Four homes in Buxton collapsed into the Atlantic in just two days in the historic winter storm

The scale of the problem is stark when measured against the size of the communities being consumed. In Rodanthe, a village barely one square mile in area, census data reveals a stark imbalance: 718 homes for just 213 year-round residents in 2020. Only 207 of those homes were occupied, and no new houses have been built there since. Buxton, slightly larger at three square miles, reported 1,181 residents and 972 homes, many of which now sit on land that is vanishing. The lack of new construction, combined with the continued loss of existing structures, has left the region increasingly depopulated, its future uncertain. Bill King, president of the North Carolina Beach Buggy Association, described the debris fields as a nightmare, filled with fiberglass insulation, septic waste, fuel, and household materials that drift for miles, complicating cleanup efforts and posing environmental hazards.

Featured image

As the storm’s legacy lingers, officials warn that the damage is far from over. Surfers and waves continue to reshape the coastline, with nearby homes expected to follow the same fate as those that have already collapsed.
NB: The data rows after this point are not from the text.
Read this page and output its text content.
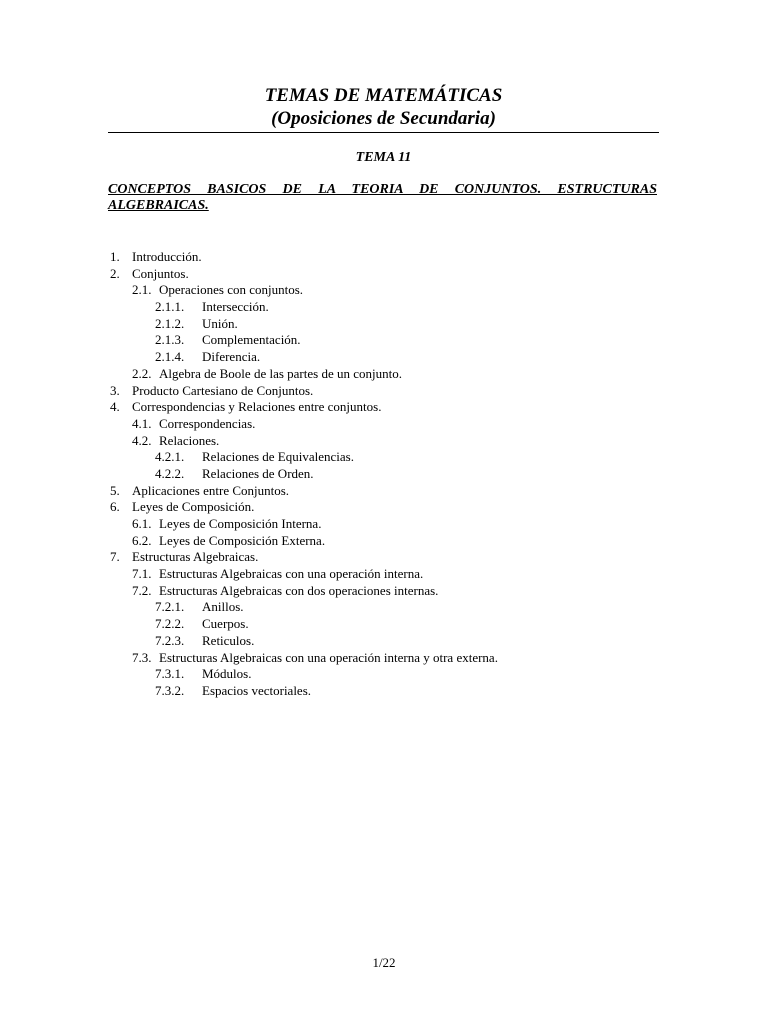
TEMAS DE MATEMÁTICAS
(Oposiciones de Secundaria)
TEMA 11
CONCEPTOS BASICOS DE LA TEORIA DE CONJUNTOS. ESTRUCTURAS ALGEBRAICAS.
1. Introducción.
2. Conjuntos.
2.1. Operaciones con conjuntos.
2.1.1. Intersección.
2.1.2. Unión.
2.1.3. Complementación.
2.1.4. Diferencia.
2.2. Algebra de Boole de las partes de un conjunto.
3. Producto Cartesiano de Conjuntos.
4. Correspondencias y Relaciones entre conjuntos.
4.1. Correspondencias.
4.2. Relaciones.
4.2.1. Relaciones de Equivalencias.
4.2.2. Relaciones de Orden.
5. Aplicaciones entre Conjuntos.
6. Leyes de Composición.
6.1. Leyes de Composición Interna.
6.2. Leyes de Composición Externa.
7. Estructuras Algebraicas.
7.1. Estructuras Algebraicas con una operación interna.
7.2. Estructuras Algebraicas con dos operaciones internas.
7.2.1. Anillos.
7.2.2. Cuerpos.
7.2.3. Reticulos.
7.3. Estructuras Algebraicas con una operación interna y otra externa.
7.3.1. Módulos.
7.3.2. Espacios vectoriales.
1/22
The closure of Buxton’s beach and the uncertainty of how long it will remain closed reflect the challenges of managing a crisis that is both immediate and existential. For the residents who remain, the message is clear: the sea is no longer a distant threat but a daily reality, one that demands urgent and sustained action. Yet, with rising seas and the unpredictable fury of storms, the question remains—what comes next for a region where the land is disappearing, and the homes that once defined its identity are vanishing one by one?